Last Wednesday we set off for Kitgum. It was a long, hot, bumpy ride out
here, and when we arrive, it was only hotter. It is a smaller town more north of Gulu, very dusty and
dry. We thought they were joking
when they told us it would be hotter, but really, its much, much hotter! Good for drying laundry though.
The first few nights we stayed at a nice hotel just out of
town called Little Palace. There
we had our classes and meals and occasional internet service! However, since there are not enough rooms
to accommodate all 14 of us, 6 of us, including myself, were told we would stay
in the “annex, just around the back.”
However, when we put on our backpacks to see our new rooms, we were told
to hop in the Land Cruiser, because this was somewhere we could not walk
to. Turns out the “annex, just
around the back” is a completely different hotel in another part of town, maybe
3 K away! It’s also called Little
Palace, run by the same management, but really such a joke. Where the rooms at Little Palace One
had nice closets, beds, hot showers, mosquito nets, we were finding rooms with
no electricity, smelly water, maybe no bathroom even or lock on the door! We could only laugh at the situation. Luckily,
we are all friends so we still had fun being far away from the rest of the
group.
During this time at the hotel, we took a trip out to Corner
Ogwech Memorial Site in Lamwo District.
This is where 417 people were massacred by Idi Amin and Joseph Lagu,
leader of the then Anyanya fighting group from Sudan in April 1971. These people were taken captive because
they had tried to go into a military training camp with an intention of coming
back to overthrow Amin’s government.
Unfortunately, they were captured on their way back by Lagu’s men who
brought them to this site to be killed.
As I’m realizing here, there is not a centimeter of land
that does not have history. Though
everything may appear nice at first glace, when asking a few questions, you
learn that things are not so perfect.
What looks like an overgrown garden actually turned out to be a mass
grave.
On Saturday, we moved into our rural home stays. For this, we were paired in a team so we
could conduct research about local resources. Olivia and I were in the home of Okello Moses Francis. He is 25, the oldest of his seven
brothers, who all live in a compound of four huts in the middle of a field. They live with their widowed mother who
speaks no English at all, but who I would have many extensive conversations
with, her in Acholi, me in English.
I like to think that we knew what the other was saying. The family actually turned out to be very surprised to find that both
Olivia and my parents are all living.
Unfortunately, after our focus group, Olivia was too sick to continue in
the home stay, but I enjoyed the rest of the time getting to know the family.
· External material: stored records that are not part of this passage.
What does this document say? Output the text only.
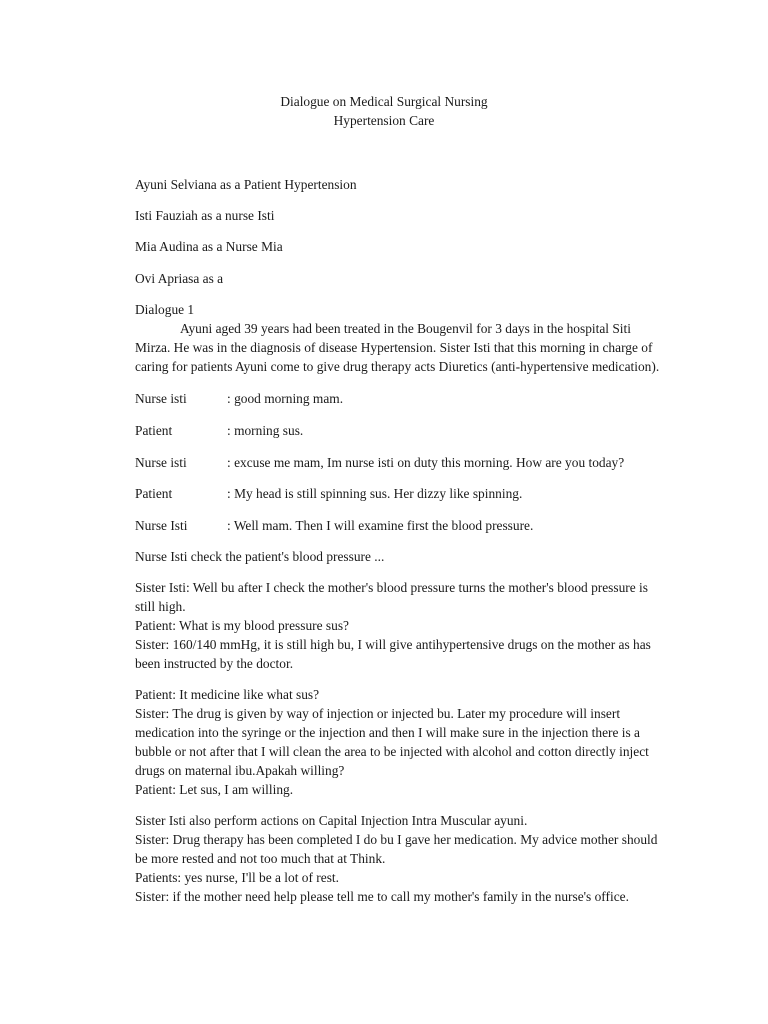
Dialogue on Medical Surgical Nursing
Hypertension Care
Ayuni Selviana as a Patient Hypertension
Isti Fauziah as a nurse Isti
Mia Audina as a Nurse Mia
Ovi Apriasa as a

Dialogue 1

Ayuni aged 39 years had been treated in the Bougenvil for 3 days in the hospital Siti

Mirza. He was in the diagnosis of disease Hypertension. Sister Isti that this morning in charge of

caring for patients Ayuni come to give drug therapy acts Diuretics (anti-hypertensive medication).

Nurse isti	: good morning mam.
Patient	: morning sus.
Nurse isti	: excuse me mam, Im nurse isti on duty this morning. How are you today?
Patient	: My head is still spinning sus. Her dizzy like spinning.
Nurse Isti	: Well mam. Then I will examine first the blood pressure.
Nurse Isti check the patient's blood pressure ...

Sister Isti: Well bu after I check the mother's blood pressure turns the mother's blood pressure is

still high.

Patient: What is my blood pressure sus?

Sister: 160/140 mmHg, it is still high bu, I will give antihypertensive drugs on the mother as has

been instructed by the doctor.

Patient: It medicine like what sus?

Sister: The drug is given by way of injection or injected bu. Later my procedure will insert

medication into the syringe or the injection and then I will make sure in the injection there is a

bubble or not after that I will clean the area to be injected with alcohol and cotton directly inject

drugs on maternal ibu.Apakah willing?

Patient: Let sus, I am willing.

Sister Isti also perform actions on Capital Injection Intra Muscular ayuni.

Sister: Drug therapy has been completed I do bu I gave her medication. My advice mother should

be more rested and not too much that at Think.

Patients: yes nurse, I'll be a lot of rest.

Sister: if the mother need help please tell me to call my mother's family in the nurse's office.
I became closest with Michael, the second oldest. He has lost the use of both legs, but
is not slowed by this in any way.
He makes the 40 minute walk to church on his bicycle that he has made to
peddle with his hands. He is quite
the inspiration. He told me all
about Acholi culture, why they live in the compound the way they do, why the
neighbors and them share literally everything, etc. He even told me about the conflict. For someone who is so
completely down to Earth, it’s hard to believe that he used to have to commute
every single night to a hospital to hide from the rebel attacks. He told me about the humiliation that
his family suffered when they could not even grow their own food, relying on
food distribution to eat only once every few days. Even now, he told me, they are forced to live in this
compound on the edge of town because their village is not ready for them to
return too, they are still too dependent on outside help and the resources in
town. He hopes that they can soon
move back to where their ancestors lived, but he does not see it happening
soon.
Other than the two older boys, no one spoke English, except
for Joyce, a sixteen-year-old girl who lived next door. She did everything for us, her family,
and our family. She cooked, she
washed, and at the same time, she is a full time student. Usually women here want to marry and
have security when they turn 18, but Joyce made it clear to me that she wants
to be independent. She wants to go
to university and get a good job then
she wants to bring a man back to her
family. This goes against
tradition, and when she told me this, she was ridiculed by Francis and Michael.
Even though this was a short stay, I feel like this family really accepted us quickly. It wasn’t as hard as with my Gulu family to become a part of activities or dive into deeper discussions. Although I was treated as a guest, I think the family began to understand by the end of my time that I am not the weak muzungu they initially thought I was.